Here are three strategic steps to take:
#1. Pay attention to framing. Framing provides a cognitive and emotional context for the knowledge you want to share. When you frame a topic, you select certain aspects of it to emphasize (which means de-emphasizing certain other aspects). This enables you to align your topic with your audience’s perspective, including their values and beliefs.
When you frame science, you place it in the context of situations or trends your audience is already aware of. For example, you might frame a discussion of nanomaterials by mentioning the trend toward smaller and smaller computers, requiring tinier and tinier internal components.

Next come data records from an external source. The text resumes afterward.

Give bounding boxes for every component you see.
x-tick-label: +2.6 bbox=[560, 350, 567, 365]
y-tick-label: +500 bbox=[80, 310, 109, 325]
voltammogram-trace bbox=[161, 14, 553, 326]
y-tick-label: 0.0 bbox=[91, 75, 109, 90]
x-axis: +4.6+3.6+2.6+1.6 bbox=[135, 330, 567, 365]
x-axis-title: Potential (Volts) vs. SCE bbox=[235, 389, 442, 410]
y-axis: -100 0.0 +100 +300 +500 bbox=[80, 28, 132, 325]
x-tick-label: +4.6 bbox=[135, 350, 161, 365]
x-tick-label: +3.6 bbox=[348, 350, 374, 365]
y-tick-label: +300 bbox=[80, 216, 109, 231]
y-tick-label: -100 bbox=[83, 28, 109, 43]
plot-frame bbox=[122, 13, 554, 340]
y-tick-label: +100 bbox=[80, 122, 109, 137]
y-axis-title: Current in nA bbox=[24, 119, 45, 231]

One of the most powerful ways to frame research findings is to link them to a human-interest story. For example, you could connect quantum biology to new healthcare treatments that could save lives.
#2. Use old terms before you introduce new language. When you’re working in an emerging field, you probably find that you need new terms to accurately convey new concepts and observations. But when you’re sharing your knowledge outside the lab, use a soft-sell approach. Rather than introducing the newly-invented term and then defining it, state the concept in language familiar to your audience, and then explain how the neologism perfectly expresses the new finding. (Did you see how I just did that in the previous sentence?)
This approach may feel counter-intuitive because it goes against the vocabulary-first way that’s often used to teach technical subjects, such as math, biology, and engineering. However, as constructivist educators have been telling us for years and cognitive scientists now affirm, learners can absorb new information only by connecting it to something they already know. Starting with old language, even if it’s not as accurate as the new, will create the surest path toward comprehension.
#3. Cultivate an attitude of hospitality. Consider how you can welcome newcomers to the emerging field you call home. While it’s important to recognize barriers to comprehension, take a positive attitude toward your audience and look for common ground. In many situations, while you and your audience may differ dramatically in your level of topic-specific language, you may share common interests, beliefs, and values.
For example, let’s say you’re working on new technology for batteries for electric vehicles. I may not understand submolecular physics, but I can easily share your desire to reduce greenhouse gas emissions and save our fragile planet.
Also use your enthusiasm for your subject to attract your audience’s interest. Let your passion for your research shine through and your audience will find it infectious even if they don’t understand every syllable you say.
Emotion is a language that speaks directly to the heart (or to the amygdala if you prefer a more scientific perspective) and provides a shortcut to persuasion. As a scientist, you’ve been trained to communicate in an impersonal style, but as you reach beyond the walls of the Ivory Tower, you can let some of your guard of objectivity down. Focus on fostering a genuine human connection with your audience, and you may be surprised by how little scientific detail it takes to get them excited about your findings.
As knowledge advances, and new research fields emerge, so must our understanding of what we’re now loosely calling “knowledge translation.” While it’s tempting to think that scientific frameworks and step-by-step methods can simplify the challenges of research communication, there’s no one-size-fits-all approach. The first, critical step is to recognize that and gauge the level of knowledge translation you’re dealing with.
Know thy audience, yes. But know thy research area as well so you can judge how esoteric your knowledge is and determine the level of knowledge translation you're engaging in. Only then can you approach communication challenges with compassion for both your audience and yourself, and weave connective threads of genuine understanding.